Questa volta l’affare non ci riguarda ma la mera questione campanilistica non può esimerci dal considerare che, con un colpo di scure si sta “tagliando” non solo un antico Tribunale ma, conseguentemente, una Procura della Repubblica che, come ci consta dalla presentazione a Trani di un libro del suo titolare, Domenico Seccia, è stata in prima fila in questi anni nel contrastare il fenomeno della “mafia garganica”.
Abbiamo imparato, da quel libro e da quel Procuratore della Repubblica, che un fenomeno criminale sussistente a pochissimi chilometri da casa nostra, e che fino a poco tempo fa era stato scambiato per una “faida” tra pastori, consisteva realmente in una pericolosa e sanguinaria organizzazione mafiosa, propriamente definita come tale.

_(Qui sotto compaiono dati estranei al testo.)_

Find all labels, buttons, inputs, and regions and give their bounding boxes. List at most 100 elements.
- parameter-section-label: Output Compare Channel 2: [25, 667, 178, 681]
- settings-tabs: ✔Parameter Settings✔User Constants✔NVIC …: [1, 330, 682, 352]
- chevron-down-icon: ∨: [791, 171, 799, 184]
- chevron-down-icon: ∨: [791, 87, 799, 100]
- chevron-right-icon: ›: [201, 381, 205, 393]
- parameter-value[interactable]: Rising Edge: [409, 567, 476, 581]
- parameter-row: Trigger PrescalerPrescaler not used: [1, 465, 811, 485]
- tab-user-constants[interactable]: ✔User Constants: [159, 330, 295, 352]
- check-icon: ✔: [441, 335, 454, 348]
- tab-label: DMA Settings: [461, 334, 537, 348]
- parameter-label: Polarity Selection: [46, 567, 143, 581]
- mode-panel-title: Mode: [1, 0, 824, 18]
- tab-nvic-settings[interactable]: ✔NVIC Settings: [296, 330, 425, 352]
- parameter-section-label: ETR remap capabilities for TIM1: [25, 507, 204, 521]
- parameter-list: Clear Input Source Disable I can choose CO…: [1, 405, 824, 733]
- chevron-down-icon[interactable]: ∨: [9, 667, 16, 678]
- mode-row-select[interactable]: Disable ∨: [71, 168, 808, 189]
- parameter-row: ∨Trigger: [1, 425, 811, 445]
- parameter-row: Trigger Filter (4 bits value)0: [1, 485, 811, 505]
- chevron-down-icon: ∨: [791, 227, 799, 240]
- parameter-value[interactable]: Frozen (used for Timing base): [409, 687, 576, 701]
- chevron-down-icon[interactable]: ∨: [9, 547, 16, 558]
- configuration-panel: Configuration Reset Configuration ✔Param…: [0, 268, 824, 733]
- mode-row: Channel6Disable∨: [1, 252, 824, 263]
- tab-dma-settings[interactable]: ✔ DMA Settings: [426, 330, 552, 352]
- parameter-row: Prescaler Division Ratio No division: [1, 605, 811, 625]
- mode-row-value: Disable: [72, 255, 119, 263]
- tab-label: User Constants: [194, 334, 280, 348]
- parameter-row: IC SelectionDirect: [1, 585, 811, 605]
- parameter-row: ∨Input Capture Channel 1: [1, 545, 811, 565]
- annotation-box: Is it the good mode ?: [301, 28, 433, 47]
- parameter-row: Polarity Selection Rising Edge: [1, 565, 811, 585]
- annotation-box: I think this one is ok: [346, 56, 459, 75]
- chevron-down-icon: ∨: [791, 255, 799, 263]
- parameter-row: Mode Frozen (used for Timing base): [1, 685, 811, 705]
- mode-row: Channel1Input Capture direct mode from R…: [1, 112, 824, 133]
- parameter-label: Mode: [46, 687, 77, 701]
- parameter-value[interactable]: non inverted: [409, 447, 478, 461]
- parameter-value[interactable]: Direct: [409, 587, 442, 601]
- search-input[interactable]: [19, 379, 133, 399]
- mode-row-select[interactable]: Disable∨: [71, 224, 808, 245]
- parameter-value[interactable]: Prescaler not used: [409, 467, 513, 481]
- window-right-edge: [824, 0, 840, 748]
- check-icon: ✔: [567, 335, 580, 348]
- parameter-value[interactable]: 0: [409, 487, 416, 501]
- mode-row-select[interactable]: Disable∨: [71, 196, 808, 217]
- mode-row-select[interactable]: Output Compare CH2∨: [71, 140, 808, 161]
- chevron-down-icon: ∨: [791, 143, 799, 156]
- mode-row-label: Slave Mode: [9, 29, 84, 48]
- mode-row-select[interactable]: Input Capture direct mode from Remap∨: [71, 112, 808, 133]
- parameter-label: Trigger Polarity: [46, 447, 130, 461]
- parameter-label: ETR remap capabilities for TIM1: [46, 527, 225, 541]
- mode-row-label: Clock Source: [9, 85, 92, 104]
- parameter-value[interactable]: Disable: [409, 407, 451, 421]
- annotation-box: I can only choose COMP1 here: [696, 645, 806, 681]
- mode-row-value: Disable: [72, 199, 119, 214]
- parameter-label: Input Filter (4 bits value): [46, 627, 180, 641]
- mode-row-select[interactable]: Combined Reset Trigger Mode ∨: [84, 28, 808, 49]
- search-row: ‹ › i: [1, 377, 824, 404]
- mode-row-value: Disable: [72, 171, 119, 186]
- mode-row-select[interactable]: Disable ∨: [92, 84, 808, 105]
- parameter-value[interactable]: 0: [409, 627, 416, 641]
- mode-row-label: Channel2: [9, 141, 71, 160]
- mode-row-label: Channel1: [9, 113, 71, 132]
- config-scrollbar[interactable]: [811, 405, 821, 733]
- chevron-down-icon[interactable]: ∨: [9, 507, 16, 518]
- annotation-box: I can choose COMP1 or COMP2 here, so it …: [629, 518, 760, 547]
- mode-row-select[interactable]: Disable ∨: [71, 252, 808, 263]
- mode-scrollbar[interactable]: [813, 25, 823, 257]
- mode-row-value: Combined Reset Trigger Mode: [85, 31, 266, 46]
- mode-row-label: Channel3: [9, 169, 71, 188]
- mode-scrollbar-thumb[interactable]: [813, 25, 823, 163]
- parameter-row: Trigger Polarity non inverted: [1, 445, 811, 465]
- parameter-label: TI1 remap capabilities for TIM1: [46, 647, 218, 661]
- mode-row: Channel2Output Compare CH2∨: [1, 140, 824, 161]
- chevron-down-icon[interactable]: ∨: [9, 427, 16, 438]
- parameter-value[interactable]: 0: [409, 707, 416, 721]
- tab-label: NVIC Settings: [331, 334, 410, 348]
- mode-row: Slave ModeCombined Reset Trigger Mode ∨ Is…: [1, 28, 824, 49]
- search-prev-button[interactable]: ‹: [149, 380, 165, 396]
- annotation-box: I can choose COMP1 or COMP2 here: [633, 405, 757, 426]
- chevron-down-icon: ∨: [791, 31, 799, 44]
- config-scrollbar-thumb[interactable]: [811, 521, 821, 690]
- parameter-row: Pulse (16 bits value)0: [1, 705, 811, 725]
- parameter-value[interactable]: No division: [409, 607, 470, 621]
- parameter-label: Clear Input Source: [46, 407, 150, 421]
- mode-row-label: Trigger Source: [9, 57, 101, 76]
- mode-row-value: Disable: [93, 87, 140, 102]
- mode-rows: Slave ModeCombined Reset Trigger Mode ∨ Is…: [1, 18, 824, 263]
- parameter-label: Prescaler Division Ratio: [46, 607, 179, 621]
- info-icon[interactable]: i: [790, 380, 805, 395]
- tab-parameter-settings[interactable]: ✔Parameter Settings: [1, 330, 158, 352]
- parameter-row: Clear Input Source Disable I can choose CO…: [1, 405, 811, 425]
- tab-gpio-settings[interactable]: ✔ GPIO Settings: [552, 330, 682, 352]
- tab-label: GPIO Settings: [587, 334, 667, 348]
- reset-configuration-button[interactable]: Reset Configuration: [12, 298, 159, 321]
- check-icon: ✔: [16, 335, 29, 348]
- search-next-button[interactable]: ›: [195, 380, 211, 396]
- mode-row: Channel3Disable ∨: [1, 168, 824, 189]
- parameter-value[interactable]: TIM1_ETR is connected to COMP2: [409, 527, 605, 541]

La logica dei “tagli” è realmente virtuosa? Eliminando un così efficace presidio di legalità si è proprio sicuri di portare beneficio alle “CASSE” dello Stato e non piuttosto il contrario? Così come la cura di qualsiasi malattia, per quanto costosa, è meno onerosa della morte di un paziente, allo stesso modo un fenomeno criminale smantellato o contrastato è più vantaggioso economicamente che un “abbandono del presidio”.
La logica dei numeri può sovrintendere a quella della vita reale? Alla carne viva degli operatori della Giustizia così come di quelli della Sanità, della Scuola , della Sicurezza etc. etc. si può opporre la logica della Ragioneria? Si può avere l’ Economia al di sopra della Politica o non dovrebbe esserci un’inversione di primazia? Ci sono delle decisioni apparentemente virtuose che in realtà finiscono col diventare più dispendiose? A questi quesiti è opportuno dare delle risposte".